L’illettrisme touche 3 100 000 personnes en France, soit 9 % de la population âgée de 18 à 65 ans. Rappelons que ce terme qualifie la situation de personnes qui ne maîtrisent pas les compétences de base (lecture, écriture, calcul) alors même qu’elles ont été scolarisées en France.*

Deux tiers des personnes touchées par l’illettrisme sont en emploi ou demandeurs d’emploi, mais le marché du travail devient de plus en plus sélectif. La coordination du travail, la robotisation croissante, la dématérialisation des échanges font de plus en plus appel à l’écrit.. Les activités de contrôle et de surveillance se développent en lieu et place des activités physiques sur les machines. Un nombre croissant de personnes ne maîtrisant pas les compétences fondamentales n’ont même plus accès à des emplois dits non qualifiés. Les situations d’illettrisme constituent également un obstacle au maintien dans l’emploi. Quand l’entreprise rénove ses technologies, certains salariés qui connaissaient par cœur leur travail sans plus avoir à lire les consignes voient leur savoir-faire brutalement remis en cause, et sont démunis pour s’adapter aux nouvelles exigences.

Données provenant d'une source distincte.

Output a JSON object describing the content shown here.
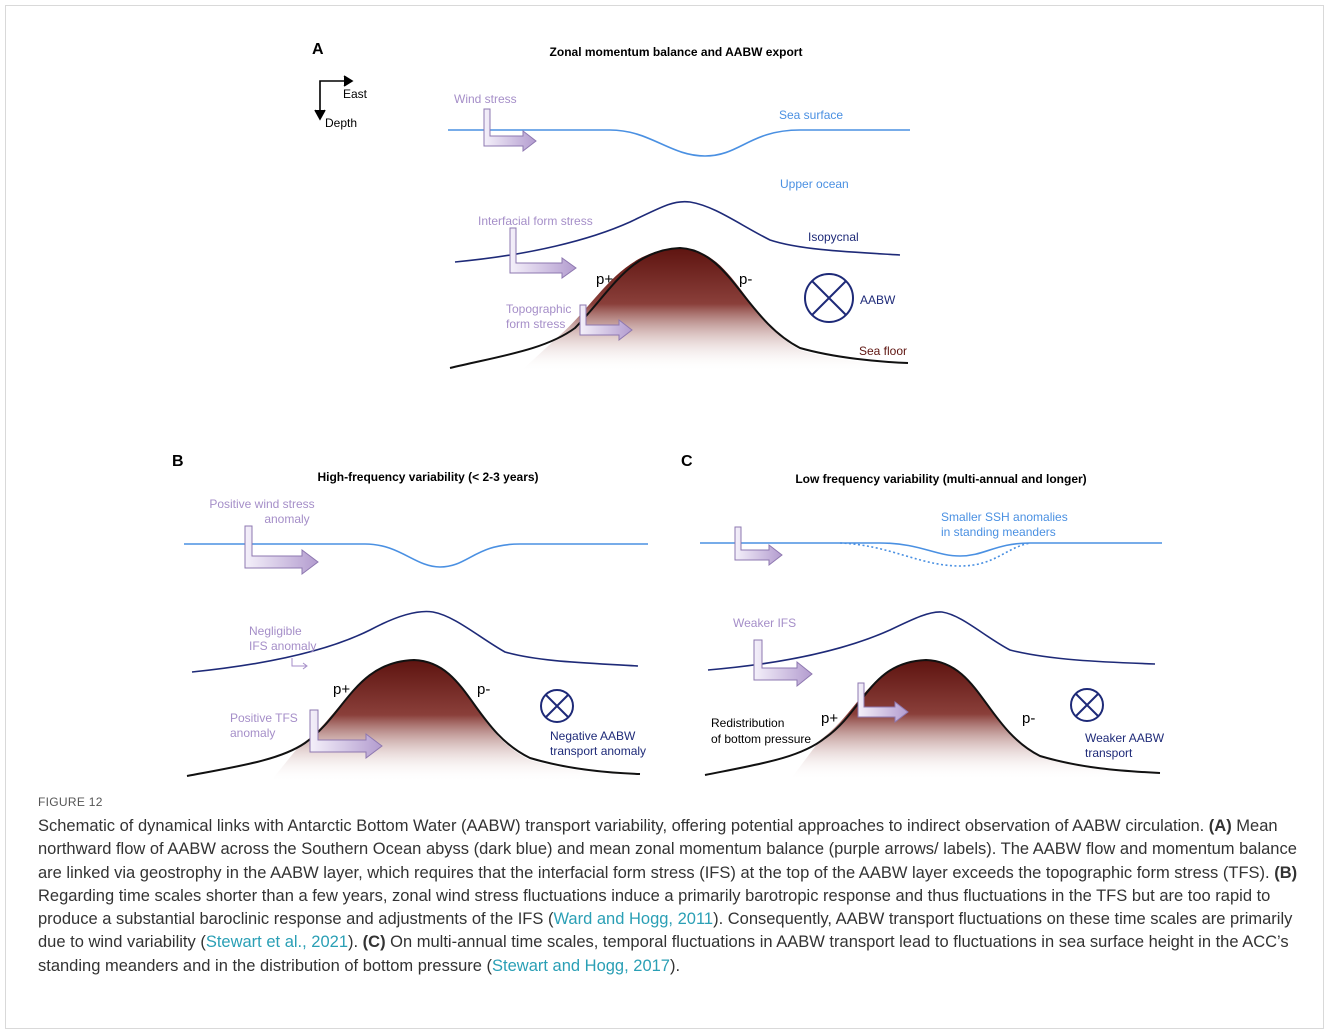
{
  "figure": {
    "panel_a": {
      "letter": "A",
      "title": "Zonal momentum balance and AABW export",
      "compass_east": "East",
      "compass_depth": "Depth",
      "wind_stress": "Wind stress",
      "sea_surface": "Sea surface",
      "upper_ocean": "Upper ocean",
      "interfacial_form_stress": "Interfacial form stress",
      "isopycnal": "Isopycnal",
      "p_plus": "p+",
      "p_minus": "p-",
      "topographic_1": "Topographic",
      "topographic_2": "form stress",
      "aabw": "AABW",
      "sea_floor": "Sea floor"
    },
    "panel_b": {
      "letter": "B",
      "title": "High-frequency variability (< 2-3 years)",
      "wind_1": "Positive wind stress",
      "wind_2": "anomaly",
      "ifs_1": "Negligible",
      "ifs_2": "IFS anomaly",
      "p_plus": "p+",
      "p_minus": "p-",
      "tfs_1": "Positive TFS",
      "tfs_2": "anomaly",
      "aabw_1": "Negative AABW",
      "aabw_2": "transport anomaly"
    },
    "panel_c": {
      "letter": "C",
      "title": "Low frequency variability (multi-annual and longer)",
      "ssh_1": "Smaller SSH anomalies",
      "ssh_2": "in standing meanders",
      "ifs": "Weaker IFS",
      "p_plus": "p+",
      "p_minus": "p-",
      "redis_1": "Redistribution",
      "redis_2": "of bottom pressure",
      "aabw_1": "Weaker AABW",
      "aabw_2": "transport"
    },
    "colors": {
      "sea_surface": "#4a90e2",
      "isopycnal": "#1e2a78",
      "stress_arrow": "#b39ccf",
      "label_purple": "#a58ec8",
      "topography_top": "#5e1410",
      "sea_floor": "#111111"
    }
  },
  "caption": {
    "label": "FIGURE 12",
    "intro": "Schematic of dynamical links with Antarctic Bottom Water (AABW) transport variability, offering potential approaches to indirect observation of AABW circulation. ",
    "a_tag": "(A)",
    "a_text": " Mean northward flow of AABW across the Southern Ocean abyss (dark blue) and mean zonal momentum balance (purple arrows/ labels). The AABW flow and momentum balance are linked via geostrophy in the AABW layer, which requires that the interfacial form stress (IFS) at the top of the AABW layer exceeds the topographic form stress (TFS). ",
    "b_tag": "(B)",
    "b_text": " Regarding time scales shorter than a few years, zonal wind stress fluctuations induce a primarily barotropic response and thus fluctuations in the TFS but are too rapid to produce a substantial baroclinic response and adjustments of the IFS (",
    "ref1": "Ward and Hogg, 2011",
    "b_text2": "). Consequently, AABW transport fluctuations on these time scales are primarily due to wind variability (",
    "ref2": "Stewart et al., 2021",
    "b_text3": "). ",
    "c_tag": "(C)",
    "c_text": " On multi-annual time scales, temporal fluctuations in AABW transport lead to fluctuations in sea surface height in the ACC’s standing meanders and in the distribution of bottom pressure (",
    "ref3": "Stewart and Hogg, 2017",
    "c_text2": ")."
  }
}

Plus de la moitié des personnes en situation d’illettrisme est âgée de plus de 45 ans. Cet accroissement de la proportion d’illettrés lié à l’âge peut résulter d’une moins bonne formation initiale mais aussi d’un effritement des compétences de base, notamment pour des personnes qui ont peu à les solliciter au quotidien. Les hommes sont plus touchés que les femmes. En dépit des efforts engagés, la lutte contre l’illettrisme n’est pas à la hauteur du problème. Malgré des progrès récents et une implication plus forte des acteurs du marché du travail, le nombre de personnes en situation d’illettrisme s’accroît.

 

Des propositions ambitieuses et concrètes

 Le COE considère que c’est bien à l’école que doivent naturellement être acquises les compétences fondamentales. Compte tenu de l’importance et des enjeux de l’illettrisme sur le marché du travail, il formule dans le champ qui est le sien -l’emploi- un ensemble de propositions qui concerne les adultes en emploi et les demandeurs d’emploi, ainsi que les jeunes en insertion professionnelle.

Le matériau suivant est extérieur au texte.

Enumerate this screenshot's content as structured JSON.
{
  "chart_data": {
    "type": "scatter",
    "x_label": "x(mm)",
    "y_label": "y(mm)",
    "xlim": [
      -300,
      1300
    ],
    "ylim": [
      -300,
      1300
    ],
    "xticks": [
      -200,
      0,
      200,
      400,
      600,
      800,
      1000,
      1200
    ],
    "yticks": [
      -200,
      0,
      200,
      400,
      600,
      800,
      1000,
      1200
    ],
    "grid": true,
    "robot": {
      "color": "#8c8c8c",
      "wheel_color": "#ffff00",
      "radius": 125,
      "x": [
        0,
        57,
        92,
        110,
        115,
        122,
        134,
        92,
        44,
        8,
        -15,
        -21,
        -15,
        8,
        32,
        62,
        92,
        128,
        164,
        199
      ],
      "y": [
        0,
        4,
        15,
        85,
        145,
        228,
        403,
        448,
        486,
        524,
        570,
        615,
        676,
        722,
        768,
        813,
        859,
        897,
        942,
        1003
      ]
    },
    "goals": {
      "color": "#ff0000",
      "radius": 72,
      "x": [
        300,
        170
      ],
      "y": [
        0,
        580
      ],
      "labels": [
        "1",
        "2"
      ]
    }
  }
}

Appelant de ses vœux une véritable politique nationale de lutte contre l’illettrisme qui mobilise tous les acteurs susceptibles d’intervenir et qui dispose de moyens en conséquence, le Conseil formule un ensemble de propositions pour construire et mettre en œuvre cette politique nationale.

Ces mesures s’articulent autour de cinq grands axes :

-Faire de la lutte contre l’illettrisme une grande cause nationale et organiser la mobilisation

-Mieux lutter contre les situations d’illettrisme dans la phase qui précède l’insertion professionnelle

-Se donner les moyens d’une détection systématique des situations d’illettrisme dès l’inscription des demandeurs d’emploi à Pôle emploi et faire en sorte que cette détection débouche systématiquement sur une formation aux compétences fondamentales.

-Améliorer la lutte contre l’illettrisme dans l’entreprise, dans des conditions non stigmatisantes.

-S’assurer de la qualité des formations.

 

 

*L’illettrisme est un problème distinct de l’analphabétisme, qui désigne la situation de personnes n’ayant jamais été scolarisées. De même, les migrants qui arrivent en France sans connaître notre langue ne sont pas dans une situation d’illettrisme : s’ils sont parfois analphabètes, ils peuvent aussi simplement avoir besoin d’un apprentissage du français qui constitue pour eux une langue étrangère. Chacune de ces trois problématiques appelle des prises en charge différentes.